The Last Festival Book, and the painter who signed his own name.

For two centuries the nakkaşhane kept its painters anonymous. Then, in the spring of 1720, Levni opened the folio with a tulip and a small confession in the margin.

Selma Ayverdi May 14, 2026 11 min read Istanbul · Topkapı

I spent three damp afternoons last November in the manuscript reading-room of the Topkapı Palace Library, waiting for the conservator to bring out the Sūrname-i Vehbi. When she finally laid it on the felt, the gold ground caught the overhead lamp and threw a yellow halo onto her sleeve — a small, slightly absurd reminder that the pigment in front of me had been ground from real metal in 1720, and that the painter, a man known to history as Levni, had worked sitting almost exactly where I was sitting.

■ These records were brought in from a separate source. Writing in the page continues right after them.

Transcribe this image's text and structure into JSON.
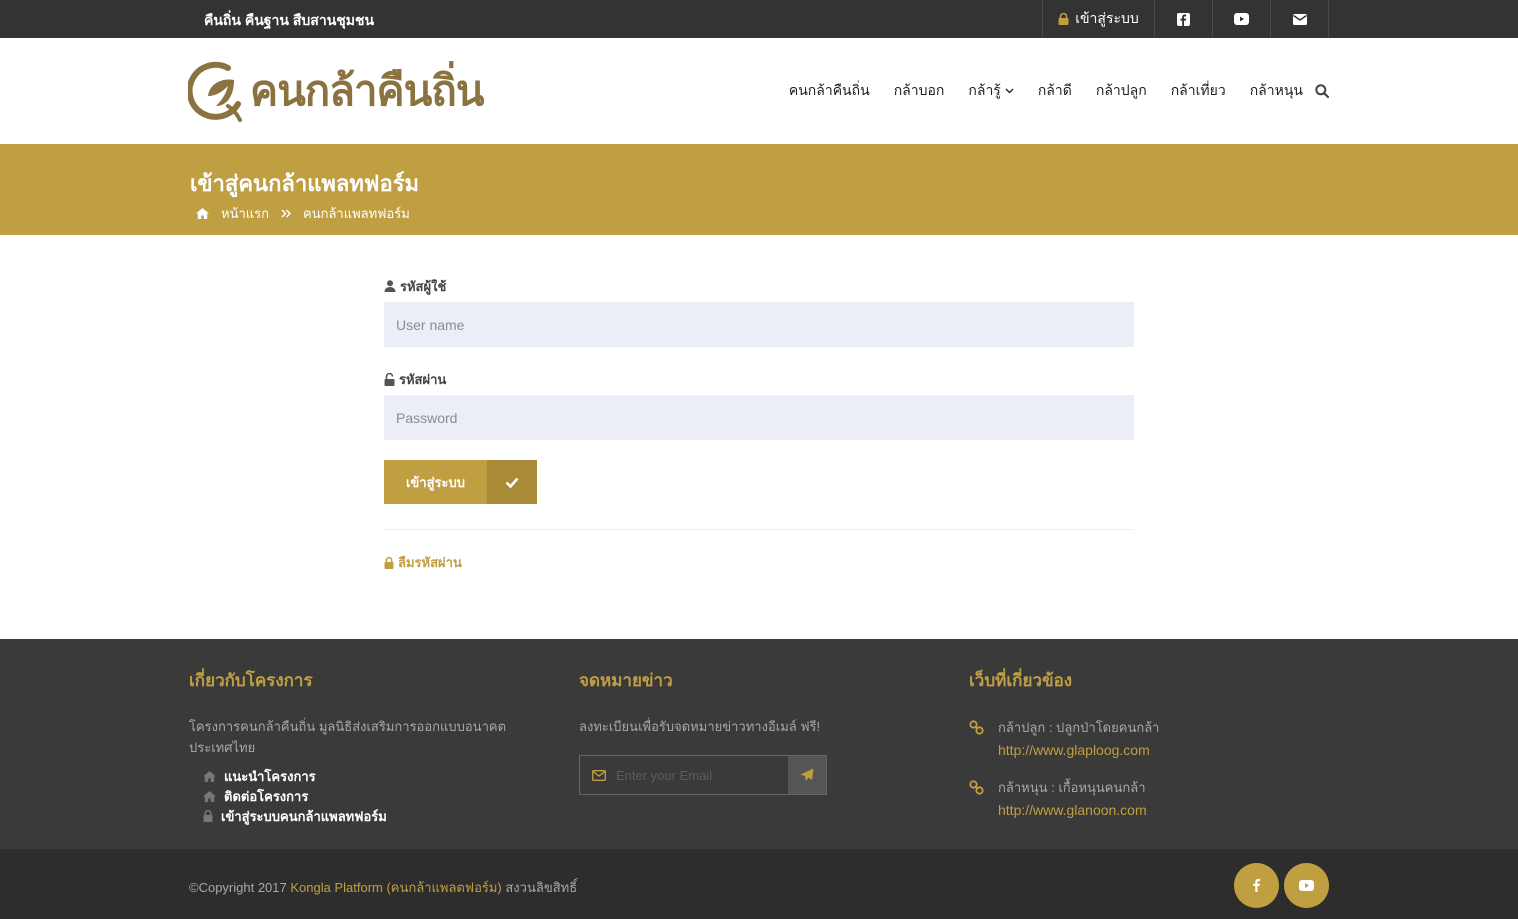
{
  "topbar": {
    "tagline": "คืนถิ่น คืนฐาน สืบสานชุมชน",
    "login_label": "เข้าสู่ระบบ",
    "social_icons": [
      "facebook-icon",
      "youtube-icon",
      "envelope-icon"
    ]
  },
  "header": {
    "logo_text": "คนกล้าคืนถิ่น",
    "nav": [
      {
        "label": "คนกล้าคืนถิ่น"
      },
      {
        "label": "กล้าบอก"
      },
      {
        "label": "กล้ารู้"
      },
      {
        "label": "กล้าดี"
      },
      {
        "label": "กล้าปลูก"
      },
      {
        "label": "กล้าเที่ยว"
      },
      {
        "label": "กล้าหนุน"
      }
    ]
  },
  "banner": {
    "title": "เข้าสู่คนกล้าแพลทฟอร์ม",
    "breadcrumb": [
      "หน้าแรก",
      "คนกล้าแพลทฟอร์ม"
    ]
  },
  "form": {
    "username_label": "รหัสผู้ใช้",
    "username_placeholder": "User name",
    "username_value": "",
    "password_label": "รหัสผ่าน",
    "password_placeholder": "Password",
    "password_value": "",
    "submit_label": "เข้าสู่ระบบ",
    "forgot_label": "ลืมรหัสผ่าน"
  },
  "footer": {
    "about": {
      "title": "เกี่ยวกับโครงการ",
      "description": "โครงการคนกล้าคืนถิ่น มูลนิธิส่งเสริมการออกแบบอนาคตประเทศไทย",
      "links": [
        "แนะนำโครงการ",
        "ติดต่อโครงการ",
        "เข้าสู่ระบบคนกล้าแพลทฟอร์ม"
      ]
    },
    "newsletter": {
      "title": "จดหมายข่าว",
      "description": "ลงทะเบียนเพื่อรับจดหมายข่าวทางอีเมล์ ฟรี!",
      "email_placeholder": "Enter your Email"
    },
    "related": {
      "title": "เว็บที่เกี่ยวข้อง",
      "items": [
        {
          "name": "กล้าปลูก : ปลูกป่าโดยคนกล้า",
          "url": "http://www.glaploog.com"
        },
        {
          "name": "กล้าหนุน : เกื้อหนุนคนกล้า",
          "url": "http://www.glanoon.com"
        }
      ]
    }
  },
  "bottom": {
    "copyright_prefix": "©Copyright 2017 ",
    "brand": "Kongla Platform (คนกล้าแพลตฟอร์ม)",
    "copyright_suffix": " สงวนลิขสิทธิ์"
  },
  "colors": {
    "accent": "#c09f42",
    "topbar": "#333333",
    "footer": "#3a3a3a",
    "bottombar": "#2d2d2d",
    "input_bg": "#ebeef7"
  }
}
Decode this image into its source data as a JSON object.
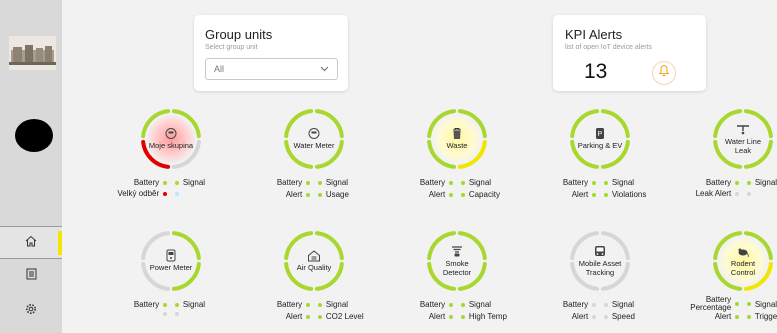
{
  "colors": {
    "accent_green": "#a8d82f",
    "alert_red": "#e00000",
    "warning_yellow": "#f2e600",
    "bell_orange": "#f39c12"
  },
  "group_units": {
    "title": "Group units",
    "subtitle": "Select group unit",
    "selected": "All"
  },
  "kpi": {
    "title": "KPI Alerts",
    "subtitle": "list of open IoT device alerts",
    "count": "13"
  },
  "sidebar": {
    "items": [
      {
        "icon": "home-icon",
        "active": true
      },
      {
        "icon": "list-icon",
        "active": false
      },
      {
        "icon": "gear-icon",
        "active": false
      }
    ]
  },
  "tiles": [
    {
      "id": "moje-skupina",
      "name_lines": [
        "Moje skupina"
      ],
      "icon": "meter-icon",
      "tint": "red",
      "ring": "red-grey",
      "rows": [
        {
          "left": "Battery",
          "l": "green",
          "r": "green",
          "right": "Signal"
        },
        {
          "left": "Velký odběr",
          "l": "red",
          "r": "blue",
          "right": ""
        }
      ]
    },
    {
      "id": "water-meter",
      "name_lines": [
        "Water Meter"
      ],
      "icon": "meter-icon",
      "tint": "none",
      "ring": "green",
      "rows": [
        {
          "left": "Battery",
          "l": "green",
          "r": "green",
          "right": "Signal"
        },
        {
          "left": "Alert",
          "l": "green",
          "r": "green",
          "right": "Usage"
        }
      ]
    },
    {
      "id": "waste",
      "name_lines": [
        "Waste"
      ],
      "icon": "bin-icon",
      "tint": "yellow",
      "ring": "green-yellow",
      "rows": [
        {
          "left": "Battery",
          "l": "green",
          "r": "green",
          "right": "Signal"
        },
        {
          "left": "Alert",
          "l": "green",
          "r": "green",
          "right": "Capacity"
        }
      ]
    },
    {
      "id": "parking-ev",
      "name_lines": [
        "Parking & EV"
      ],
      "icon": "parking-icon",
      "tint": "none",
      "ring": "green",
      "rows": [
        {
          "left": "Battery",
          "l": "green",
          "r": "green",
          "right": "Signal"
        },
        {
          "left": "Alert",
          "l": "green",
          "r": "green",
          "right": "Violations"
        }
      ]
    },
    {
      "id": "water-line-leak",
      "name_lines": [
        "Water Line",
        "Leak"
      ],
      "icon": "pipe-icon",
      "tint": "none",
      "ring": "green",
      "rows": [
        {
          "left": "Battery",
          "l": "green",
          "r": "green",
          "right": "Signal"
        },
        {
          "left": "Leak Alert",
          "l": "grey",
          "r": "grey",
          "right": ""
        }
      ]
    },
    {
      "id": "power-meter",
      "name_lines": [
        "Power Meter"
      ],
      "icon": "power-icon",
      "tint": "none",
      "ring": "green-grey",
      "rows": [
        {
          "left": "Battery",
          "l": "green",
          "r": "green",
          "right": "Signal"
        },
        {
          "left": "",
          "l": "grey",
          "r": "grey",
          "right": ""
        }
      ]
    },
    {
      "id": "air-quality",
      "name_lines": [
        "Air Quality"
      ],
      "icon": "house-icon",
      "tint": "none",
      "ring": "green",
      "rows": [
        {
          "left": "Battery",
          "l": "green",
          "r": "green",
          "right": "Signal"
        },
        {
          "left": "Alert",
          "l": "green",
          "r": "green",
          "right": "CO2 Level"
        }
      ]
    },
    {
      "id": "smoke-detector",
      "name_lines": [
        "Smoke",
        "Detector"
      ],
      "icon": "smoke-icon",
      "tint": "none",
      "ring": "green",
      "rows": [
        {
          "left": "Battery",
          "l": "green",
          "r": "green",
          "right": "Signal"
        },
        {
          "left": "Alert",
          "l": "green",
          "r": "green",
          "right": "High Temp"
        }
      ]
    },
    {
      "id": "mobile-asset-tracking",
      "name_lines": [
        "Mobile Asset",
        "Tracking"
      ],
      "icon": "bus-icon",
      "tint": "none",
      "ring": "grey",
      "rows": [
        {
          "left": "Battery",
          "l": "grey",
          "r": "grey",
          "right": "Signal"
        },
        {
          "left": "Alert",
          "l": "grey",
          "r": "grey",
          "right": "Speed"
        }
      ]
    },
    {
      "id": "rodent-control",
      "name_lines": [
        "Rodent",
        "Control"
      ],
      "icon": "rodent-icon",
      "tint": "yellow",
      "ring": "green-yellow",
      "rows": [
        {
          "left": "Battery",
          "left2": "Percentage",
          "l": "green",
          "r": "green",
          "right": "Signal"
        },
        {
          "left": "Alert",
          "l": "green",
          "r": "green",
          "right": "Triggered"
        }
      ]
    }
  ]
}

A signature in the marginalia

Levni was the last master of the court atelier, and the festival book he illustrated for Sultan Ahmed III is the last great one ever made there. By any honest accounting the nakkaşhane had been quietly dying for thirty years — fewer commissions, smaller crews, cheaper lapis. What is strange about the Sūrname-i Vehbi is not that it is a swan song; almost every long art tradition gets one. What is strange is that Levni knew it was a swan song, and decided, somewhere around folio 137, to break the oldest rule in the workshop and write his own name in the gilt margin in a hand so small it took the conservators of the 1960s a magnifying glass to find it.